On the Superimposed Noise Accumulation Problem in Sequential Knowledge Editing of Large Language Models
Ding Cao, Yuchen Cai, Yuqing Huang, Xuesong He, Rongxi Guo, Guiquan Liu, Guangzhong Sun
TL;DR
The paper identifies superimposed noise as a key limitation in sequential knowledge editing of large language models and analyzes it through a decomposition of updates into influence and activation components. It introduces DeltaEdit, a method with dynamic orthogonal constraints that project new edits into a null space relative to history updates, coupled with a dynamic threshold to curb interference. Empirical results show DeltaEdit substantially improves editing performance (e.g., 16.8% over AlphaEdit on CounterFact with Llama3-8B) while preserving hidden representations and general capabilities. This work advances robust, long-horizon sequential knowledge editing by reducing noise accumulation and maintaining model reliability.
Abstract
Sequential knowledge editing techniques aim to continuously update knowledge in large language models at low cost, preventing models from generating outdated or incorrect information. However, existing sequential editing methods suffer from a significant decline in editing success rates after long-term editing. Through theoretical analysis and experiments, our findings reveal that as the number of edits increases, the model's output increasingly deviates from the desired target, leading to a drop in editing success rates.

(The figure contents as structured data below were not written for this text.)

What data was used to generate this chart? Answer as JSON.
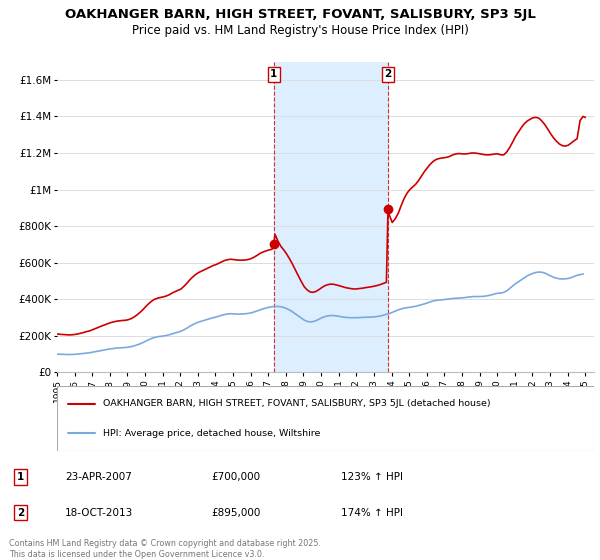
{
  "title": "OAKHANGER BARN, HIGH STREET, FOVANT, SALISBURY, SP3 5JL",
  "subtitle": "Price paid vs. HM Land Registry's House Price Index (HPI)",
  "title_fontsize": 9.5,
  "subtitle_fontsize": 8.5,
  "background_color": "#ffffff",
  "grid_color": "#dddddd",
  "hpi_line_color": "#7aaadd",
  "price_line_color": "#cc0000",
  "shaded_region_color": "#ddeeff",
  "sale1_date_num": 2007.31,
  "sale1_price": 700000,
  "sale2_date_num": 2013.8,
  "sale2_price": 895000,
  "ylim_min": 0,
  "ylim_max": 1700000,
  "xlim_min": 1995,
  "xlim_max": 2025.5,
  "yticks": [
    0,
    200000,
    400000,
    600000,
    800000,
    1000000,
    1200000,
    1400000,
    1600000
  ],
  "ytick_labels": [
    "£0",
    "£200K",
    "£400K",
    "£600K",
    "£800K",
    "£1M",
    "£1.2M",
    "£1.4M",
    "£1.6M"
  ],
  "xticks": [
    1995,
    1996,
    1997,
    1998,
    1999,
    2000,
    2001,
    2002,
    2003,
    2004,
    2005,
    2006,
    2007,
    2008,
    2009,
    2010,
    2011,
    2012,
    2013,
    2014,
    2015,
    2016,
    2017,
    2018,
    2019,
    2020,
    2021,
    2022,
    2023,
    2024,
    2025
  ],
  "legend_label_price": "OAKHANGER BARN, HIGH STREET, FOVANT, SALISBURY, SP3 5JL (detached house)",
  "legend_label_hpi": "HPI: Average price, detached house, Wiltshire",
  "footer": "Contains HM Land Registry data © Crown copyright and database right 2025.\nThis data is licensed under the Open Government Licence v3.0.",
  "hpi_data": [
    [
      1995.04,
      100000
    ],
    [
      1995.21,
      99000
    ],
    [
      1995.38,
      98500
    ],
    [
      1995.54,
      98000
    ],
    [
      1995.71,
      97500
    ],
    [
      1995.88,
      98000
    ],
    [
      1996.04,
      99000
    ],
    [
      1996.21,
      100500
    ],
    [
      1996.38,
      102000
    ],
    [
      1996.54,
      104000
    ],
    [
      1996.71,
      106000
    ],
    [
      1996.88,
      108000
    ],
    [
      1997.04,
      111000
    ],
    [
      1997.21,
      114000
    ],
    [
      1997.38,
      117000
    ],
    [
      1997.54,
      120000
    ],
    [
      1997.71,
      123000
    ],
    [
      1997.88,
      126000
    ],
    [
      1998.04,
      129000
    ],
    [
      1998.21,
      131000
    ],
    [
      1998.38,
      133000
    ],
    [
      1998.54,
      134000
    ],
    [
      1998.71,
      135000
    ],
    [
      1998.88,
      136000
    ],
    [
      1999.04,
      138000
    ],
    [
      1999.21,
      141000
    ],
    [
      1999.38,
      145000
    ],
    [
      1999.54,
      150000
    ],
    [
      1999.71,
      156000
    ],
    [
      1999.88,
      163000
    ],
    [
      2000.04,
      171000
    ],
    [
      2000.21,
      179000
    ],
    [
      2000.38,
      186000
    ],
    [
      2000.54,
      191000
    ],
    [
      2000.71,
      195000
    ],
    [
      2000.88,
      197000
    ],
    [
      2001.04,
      199000
    ],
    [
      2001.21,
      202000
    ],
    [
      2001.38,
      206000
    ],
    [
      2001.54,
      211000
    ],
    [
      2001.71,
      216000
    ],
    [
      2001.88,
      220000
    ],
    [
      2002.04,
      225000
    ],
    [
      2002.21,
      233000
    ],
    [
      2002.38,
      242000
    ],
    [
      2002.54,
      252000
    ],
    [
      2002.71,
      261000
    ],
    [
      2002.88,
      269000
    ],
    [
      2003.04,
      275000
    ],
    [
      2003.21,
      280000
    ],
    [
      2003.38,
      285000
    ],
    [
      2003.54,
      290000
    ],
    [
      2003.71,
      295000
    ],
    [
      2003.88,
      299000
    ],
    [
      2004.04,
      303000
    ],
    [
      2004.21,
      308000
    ],
    [
      2004.38,
      313000
    ],
    [
      2004.54,
      317000
    ],
    [
      2004.71,
      320000
    ],
    [
      2004.88,
      321000
    ],
    [
      2005.04,
      320000
    ],
    [
      2005.21,
      319000
    ],
    [
      2005.38,
      319000
    ],
    [
      2005.54,
      320000
    ],
    [
      2005.71,
      321000
    ],
    [
      2005.88,
      323000
    ],
    [
      2006.04,
      326000
    ],
    [
      2006.21,
      331000
    ],
    [
      2006.38,
      337000
    ],
    [
      2006.54,
      343000
    ],
    [
      2006.71,
      348000
    ],
    [
      2006.88,
      352000
    ],
    [
      2007.04,
      356000
    ],
    [
      2007.21,
      359000
    ],
    [
      2007.38,
      361000
    ],
    [
      2007.54,
      361000
    ],
    [
      2007.71,
      359000
    ],
    [
      2007.88,
      355000
    ],
    [
      2008.04,
      349000
    ],
    [
      2008.21,
      341000
    ],
    [
      2008.38,
      331000
    ],
    [
      2008.54,
      320000
    ],
    [
      2008.71,
      308000
    ],
    [
      2008.88,
      296000
    ],
    [
      2009.04,
      286000
    ],
    [
      2009.21,
      279000
    ],
    [
      2009.38,
      276000
    ],
    [
      2009.54,
      278000
    ],
    [
      2009.71,
      283000
    ],
    [
      2009.88,
      291000
    ],
    [
      2010.04,
      299000
    ],
    [
      2010.21,
      305000
    ],
    [
      2010.38,
      309000
    ],
    [
      2010.54,
      311000
    ],
    [
      2010.71,
      311000
    ],
    [
      2010.88,
      309000
    ],
    [
      2011.04,
      306000
    ],
    [
      2011.21,
      303000
    ],
    [
      2011.38,
      301000
    ],
    [
      2011.54,
      300000
    ],
    [
      2011.71,
      299000
    ],
    [
      2011.88,
      299000
    ],
    [
      2012.04,
      299000
    ],
    [
      2012.21,
      300000
    ],
    [
      2012.38,
      301000
    ],
    [
      2012.54,
      302000
    ],
    [
      2012.71,
      302000
    ],
    [
      2012.88,
      303000
    ],
    [
      2013.04,
      304000
    ],
    [
      2013.21,
      306000
    ],
    [
      2013.38,
      309000
    ],
    [
      2013.54,
      313000
    ],
    [
      2013.71,
      317000
    ],
    [
      2013.88,
      322000
    ],
    [
      2014.04,
      328000
    ],
    [
      2014.21,
      335000
    ],
    [
      2014.38,
      342000
    ],
    [
      2014.54,
      347000
    ],
    [
      2014.71,
      351000
    ],
    [
      2014.88,
      354000
    ],
    [
      2015.04,
      356000
    ],
    [
      2015.21,
      359000
    ],
    [
      2015.38,
      362000
    ],
    [
      2015.54,
      366000
    ],
    [
      2015.71,
      370000
    ],
    [
      2015.88,
      375000
    ],
    [
      2016.04,
      380000
    ],
    [
      2016.21,
      386000
    ],
    [
      2016.38,
      391000
    ],
    [
      2016.54,
      394000
    ],
    [
      2016.71,
      396000
    ],
    [
      2016.88,
      397000
    ],
    [
      2017.04,
      399000
    ],
    [
      2017.21,
      401000
    ],
    [
      2017.38,
      403000
    ],
    [
      2017.54,
      405000
    ],
    [
      2017.71,
      406000
    ],
    [
      2017.88,
      407000
    ],
    [
      2018.04,
      408000
    ],
    [
      2018.21,
      410000
    ],
    [
      2018.38,
      412000
    ],
    [
      2018.54,
      414000
    ],
    [
      2018.71,
      415000
    ],
    [
      2018.88,
      415000
    ],
    [
      2019.04,
      415000
    ],
    [
      2019.21,
      416000
    ],
    [
      2019.38,
      418000
    ],
    [
      2019.54,
      421000
    ],
    [
      2019.71,
      425000
    ],
    [
      2019.88,
      430000
    ],
    [
      2020.04,
      433000
    ],
    [
      2020.21,
      434000
    ],
    [
      2020.38,
      438000
    ],
    [
      2020.54,
      446000
    ],
    [
      2020.71,
      459000
    ],
    [
      2020.88,
      473000
    ],
    [
      2021.04,
      485000
    ],
    [
      2021.21,
      496000
    ],
    [
      2021.38,
      507000
    ],
    [
      2021.54,
      518000
    ],
    [
      2021.71,
      528000
    ],
    [
      2021.88,
      536000
    ],
    [
      2022.04,
      542000
    ],
    [
      2022.21,
      547000
    ],
    [
      2022.38,
      549000
    ],
    [
      2022.54,
      548000
    ],
    [
      2022.71,
      543000
    ],
    [
      2022.88,
      535000
    ],
    [
      2023.04,
      527000
    ],
    [
      2023.21,
      520000
    ],
    [
      2023.38,
      515000
    ],
    [
      2023.54,
      512000
    ],
    [
      2023.71,
      511000
    ],
    [
      2023.88,
      512000
    ],
    [
      2024.04,
      514000
    ],
    [
      2024.21,
      519000
    ],
    [
      2024.38,
      525000
    ],
    [
      2024.54,
      531000
    ],
    [
      2024.71,
      535000
    ],
    [
      2024.88,
      538000
    ]
  ],
  "price_data": [
    [
      1995.04,
      210000
    ],
    [
      1995.21,
      208000
    ],
    [
      1995.38,
      207000
    ],
    [
      1995.54,
      206000
    ],
    [
      1995.71,
      205000
    ],
    [
      1995.88,
      206000
    ],
    [
      1996.04,
      208000
    ],
    [
      1996.21,
      211000
    ],
    [
      1996.38,
      215000
    ],
    [
      1996.54,
      219000
    ],
    [
      1996.71,
      224000
    ],
    [
      1996.88,
      228000
    ],
    [
      1997.04,
      234000
    ],
    [
      1997.21,
      241000
    ],
    [
      1997.38,
      248000
    ],
    [
      1997.54,
      254000
    ],
    [
      1997.71,
      260000
    ],
    [
      1997.88,
      266000
    ],
    [
      1998.04,
      272000
    ],
    [
      1998.21,
      276000
    ],
    [
      1998.38,
      280000
    ],
    [
      1998.54,
      282000
    ],
    [
      1998.71,
      284000
    ],
    [
      1998.88,
      285000
    ],
    [
      1999.04,
      288000
    ],
    [
      1999.21,
      294000
    ],
    [
      1999.38,
      303000
    ],
    [
      1999.54,
      314000
    ],
    [
      1999.71,
      328000
    ],
    [
      1999.88,
      343000
    ],
    [
      2000.04,
      360000
    ],
    [
      2000.21,
      376000
    ],
    [
      2000.38,
      390000
    ],
    [
      2000.54,
      400000
    ],
    [
      2000.71,
      406000
    ],
    [
      2000.88,
      410000
    ],
    [
      2001.04,
      413000
    ],
    [
      2001.21,
      418000
    ],
    [
      2001.38,
      425000
    ],
    [
      2001.54,
      434000
    ],
    [
      2001.71,
      442000
    ],
    [
      2001.88,
      449000
    ],
    [
      2002.04,
      456000
    ],
    [
      2002.21,
      471000
    ],
    [
      2002.38,
      488000
    ],
    [
      2002.54,
      506000
    ],
    [
      2002.71,
      522000
    ],
    [
      2002.88,
      536000
    ],
    [
      2003.04,
      546000
    ],
    [
      2003.21,
      554000
    ],
    [
      2003.38,
      562000
    ],
    [
      2003.54,
      570000
    ],
    [
      2003.71,
      578000
    ],
    [
      2003.88,
      585000
    ],
    [
      2004.04,
      590000
    ],
    [
      2004.21,
      598000
    ],
    [
      2004.38,
      606000
    ],
    [
      2004.54,
      613000
    ],
    [
      2004.71,
      617000
    ],
    [
      2004.88,
      619000
    ],
    [
      2005.04,
      617000
    ],
    [
      2005.21,
      615000
    ],
    [
      2005.38,
      614000
    ],
    [
      2005.54,
      614000
    ],
    [
      2005.71,
      615000
    ],
    [
      2005.88,
      618000
    ],
    [
      2006.04,
      623000
    ],
    [
      2006.21,
      631000
    ],
    [
      2006.38,
      641000
    ],
    [
      2006.54,
      651000
    ],
    [
      2006.71,
      659000
    ],
    [
      2006.88,
      665000
    ],
    [
      2007.04,
      670000
    ],
    [
      2007.21,
      673000
    ],
    [
      2007.31,
      700000
    ],
    [
      2007.38,
      755000
    ],
    [
      2007.54,
      720000
    ],
    [
      2007.71,
      690000
    ],
    [
      2007.88,
      670000
    ],
    [
      2008.04,
      648000
    ],
    [
      2008.21,
      621000
    ],
    [
      2008.38,
      591000
    ],
    [
      2008.54,
      560000
    ],
    [
      2008.71,
      528000
    ],
    [
      2008.88,
      496000
    ],
    [
      2009.04,
      469000
    ],
    [
      2009.21,
      451000
    ],
    [
      2009.38,
      440000
    ],
    [
      2009.54,
      438000
    ],
    [
      2009.71,
      443000
    ],
    [
      2009.88,
      453000
    ],
    [
      2010.04,
      464000
    ],
    [
      2010.21,
      474000
    ],
    [
      2010.38,
      480000
    ],
    [
      2010.54,
      483000
    ],
    [
      2010.71,
      482000
    ],
    [
      2010.88,
      478000
    ],
    [
      2011.04,
      474000
    ],
    [
      2011.21,
      469000
    ],
    [
      2011.38,
      464000
    ],
    [
      2011.54,
      461000
    ],
    [
      2011.71,
      458000
    ],
    [
      2011.88,
      456000
    ],
    [
      2012.04,
      457000
    ],
    [
      2012.21,
      459000
    ],
    [
      2012.38,
      461000
    ],
    [
      2012.54,
      464000
    ],
    [
      2012.71,
      466000
    ],
    [
      2012.88,
      469000
    ],
    [
      2013.04,
      472000
    ],
    [
      2013.21,
      476000
    ],
    [
      2013.38,
      481000
    ],
    [
      2013.54,
      487000
    ],
    [
      2013.71,
      493000
    ],
    [
      2013.8,
      895000
    ],
    [
      2013.88,
      860000
    ],
    [
      2014.04,
      820000
    ],
    [
      2014.21,
      840000
    ],
    [
      2014.38,
      870000
    ],
    [
      2014.54,
      910000
    ],
    [
      2014.71,
      950000
    ],
    [
      2014.88,
      980000
    ],
    [
      2015.04,
      1000000
    ],
    [
      2015.21,
      1015000
    ],
    [
      2015.38,
      1030000
    ],
    [
      2015.54,
      1050000
    ],
    [
      2015.71,
      1075000
    ],
    [
      2015.88,
      1100000
    ],
    [
      2016.04,
      1120000
    ],
    [
      2016.21,
      1140000
    ],
    [
      2016.38,
      1155000
    ],
    [
      2016.54,
      1165000
    ],
    [
      2016.71,
      1170000
    ],
    [
      2016.88,
      1173000
    ],
    [
      2017.04,
      1175000
    ],
    [
      2017.21,
      1178000
    ],
    [
      2017.38,
      1185000
    ],
    [
      2017.54,
      1192000
    ],
    [
      2017.71,
      1196000
    ],
    [
      2017.88,
      1197000
    ],
    [
      2018.04,
      1195000
    ],
    [
      2018.21,
      1195000
    ],
    [
      2018.38,
      1197000
    ],
    [
      2018.54,
      1200000
    ],
    [
      2018.71,
      1200000
    ],
    [
      2018.88,
      1198000
    ],
    [
      2019.04,
      1195000
    ],
    [
      2019.21,
      1192000
    ],
    [
      2019.38,
      1190000
    ],
    [
      2019.54,
      1190000
    ],
    [
      2019.71,
      1192000
    ],
    [
      2019.88,
      1195000
    ],
    [
      2020.04,
      1195000
    ],
    [
      2020.21,
      1190000
    ],
    [
      2020.38,
      1190000
    ],
    [
      2020.54,
      1205000
    ],
    [
      2020.71,
      1230000
    ],
    [
      2020.88,
      1260000
    ],
    [
      2021.04,
      1290000
    ],
    [
      2021.21,
      1315000
    ],
    [
      2021.38,
      1340000
    ],
    [
      2021.54,
      1360000
    ],
    [
      2021.71,
      1375000
    ],
    [
      2021.88,
      1385000
    ],
    [
      2022.04,
      1393000
    ],
    [
      2022.21,
      1395000
    ],
    [
      2022.38,
      1390000
    ],
    [
      2022.54,
      1375000
    ],
    [
      2022.71,
      1355000
    ],
    [
      2022.88,
      1330000
    ],
    [
      2023.04,
      1305000
    ],
    [
      2023.21,
      1282000
    ],
    [
      2023.38,
      1263000
    ],
    [
      2023.54,
      1249000
    ],
    [
      2023.71,
      1240000
    ],
    [
      2023.88,
      1238000
    ],
    [
      2024.04,
      1243000
    ],
    [
      2024.21,
      1255000
    ],
    [
      2024.38,
      1268000
    ],
    [
      2024.54,
      1278000
    ],
    [
      2024.71,
      1378000
    ],
    [
      2024.88,
      1400000
    ],
    [
      2025.0,
      1395000
    ]
  ]
}
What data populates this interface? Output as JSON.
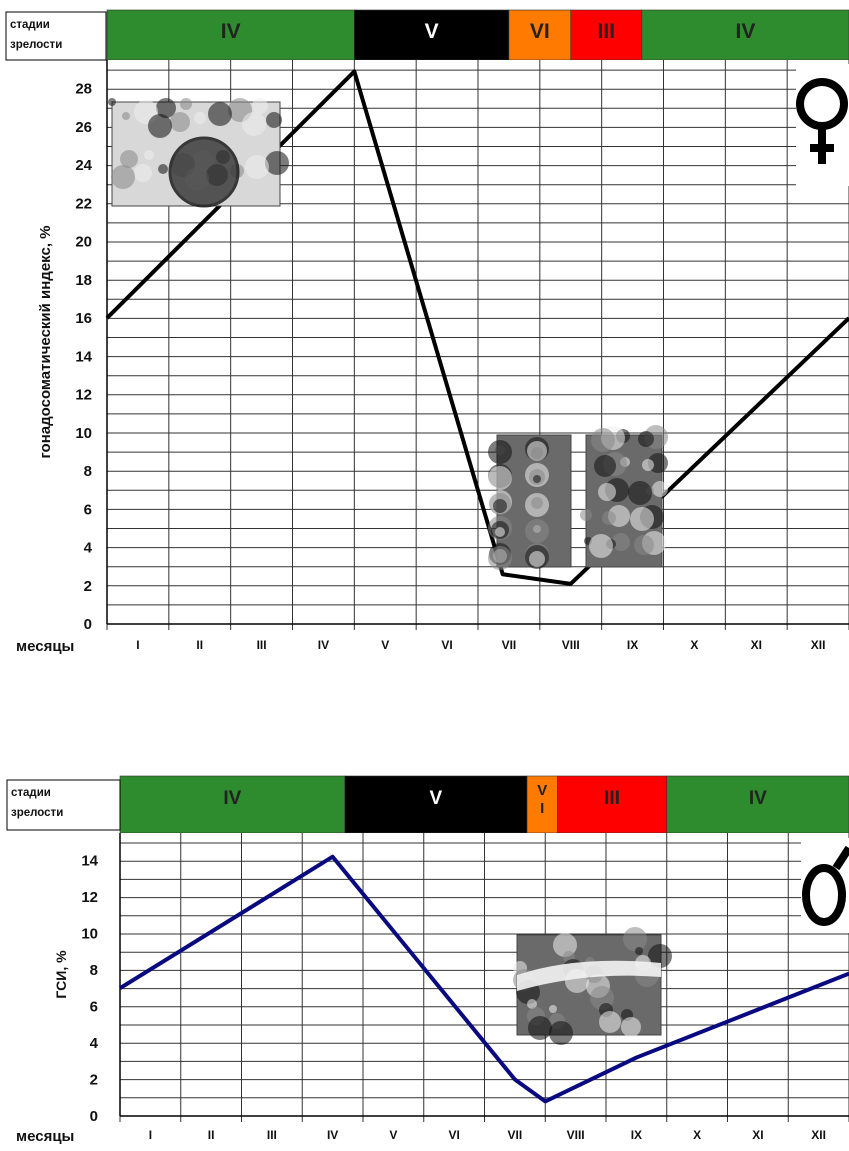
{
  "chart_data": [
    {
      "type": "line",
      "sex": "female",
      "sex_symbol_icon": "female-symbol-icon",
      "stages_label": "стадии зрелости",
      "stages_label_lines": [
        "стадии",
        "зрелости"
      ],
      "stages": [
        {
          "label": "IV",
          "from_month": 0,
          "to_month": 4.0,
          "color": "#2e8b2e",
          "text_color": "#222222"
        },
        {
          "label": "V",
          "from_month": 4.0,
          "to_month": 6.5,
          "color": "#000000",
          "text_color": "#ffffff"
        },
        {
          "label": "VI",
          "from_month": 6.5,
          "to_month": 7.5,
          "color": "#ff7a00",
          "text_color": "#222222"
        },
        {
          "label": "III",
          "from_month": 7.5,
          "to_month": 8.65,
          "color": "#ff0000",
          "text_color": "#222222"
        },
        {
          "label": "IV",
          "from_month": 8.65,
          "to_month": 12,
          "color": "#2e8b2e",
          "text_color": "#222222"
        }
      ],
      "ylabel": "гонадосоматический индекс, %",
      "xlabel": "месяцы",
      "categories": [
        "I",
        "II",
        "III",
        "IV",
        "V",
        "VI",
        "VII",
        "VIII",
        "IX",
        "X",
        "XI",
        "XII"
      ],
      "yticks": [
        "0",
        "2",
        "4",
        "6",
        "8",
        "10",
        "12",
        "14",
        "16",
        "18",
        "20",
        "22",
        "24",
        "26",
        "28"
      ],
      "ylim": [
        0,
        29.5
      ],
      "grid": true,
      "series": [
        {
          "color": "#000000",
          "points": [
            [
              0,
              16
            ],
            [
              4.0,
              28.9
            ],
            [
              6.4,
              2.6
            ],
            [
              7.5,
              2.1
            ],
            [
              12,
              16.0
            ]
          ]
        }
      ],
      "insets": [
        {
          "icon": "histology-photo",
          "count": 1
        },
        {
          "icon": "histology-photo",
          "count": 2
        }
      ]
    },
    {
      "type": "line",
      "sex": "male",
      "sex_symbol_icon": "male-symbol-icon",
      "stages_label": "стадии зрелости",
      "stages_label_lines": [
        "стадии",
        "зрелости"
      ],
      "stages": [
        {
          "label": "IV",
          "from_month": 0,
          "to_month": 3.7,
          "color": "#2e8b2e",
          "text_color": "#222222"
        },
        {
          "label": "V",
          "from_month": 3.7,
          "to_month": 6.7,
          "color": "#000000",
          "text_color": "#ffffff"
        },
        {
          "label": "V I",
          "from_month": 6.7,
          "to_month": 7.2,
          "color": "#ff7a00",
          "text_color": "#222222"
        },
        {
          "label": "III",
          "from_month": 7.2,
          "to_month": 9.0,
          "color": "#ff0000",
          "text_color": "#222222"
        },
        {
          "label": "IV",
          "from_month": 9.0,
          "to_month": 12,
          "color": "#2e8b2e",
          "text_color": "#222222"
        }
      ],
      "ylabel": "ГСИ, %",
      "xlabel": "месяцы",
      "categories": [
        "I",
        "II",
        "III",
        "IV",
        "V",
        "VI",
        "VII",
        "VIII",
        "IX",
        "X",
        "XI",
        "XII"
      ],
      "yticks": [
        "0",
        "2",
        "4",
        "6",
        "8",
        "10",
        "12",
        "14"
      ],
      "ylim": [
        0,
        15.5
      ],
      "grid": true,
      "series": [
        {
          "color": "#0a0a80",
          "points": [
            [
              0,
              7.0
            ],
            [
              3.5,
              14.2
            ],
            [
              6.5,
              2.0
            ],
            [
              7.0,
              0.8
            ],
            [
              8.5,
              3.2
            ],
            [
              12,
              7.8
            ]
          ]
        }
      ],
      "insets": [
        {
          "icon": "histology-photo",
          "count": 1
        }
      ]
    }
  ]
}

We refer to this issue as the superimposed noise accumulation problem. Our further analysis demonstrates that the problem is related to the erroneous activation of irrelevant knowledge and conflicts between activated knowledge. Based on this analysis, a method named DeltaEdit is proposed that reduces conflicts between knowledge through dynamic orthogonal constraint strategies. Experiments show that DeltaEdit significantly reduces superimposed noise, achieving a 16.8% improvement in editing performance over the strongest baseline.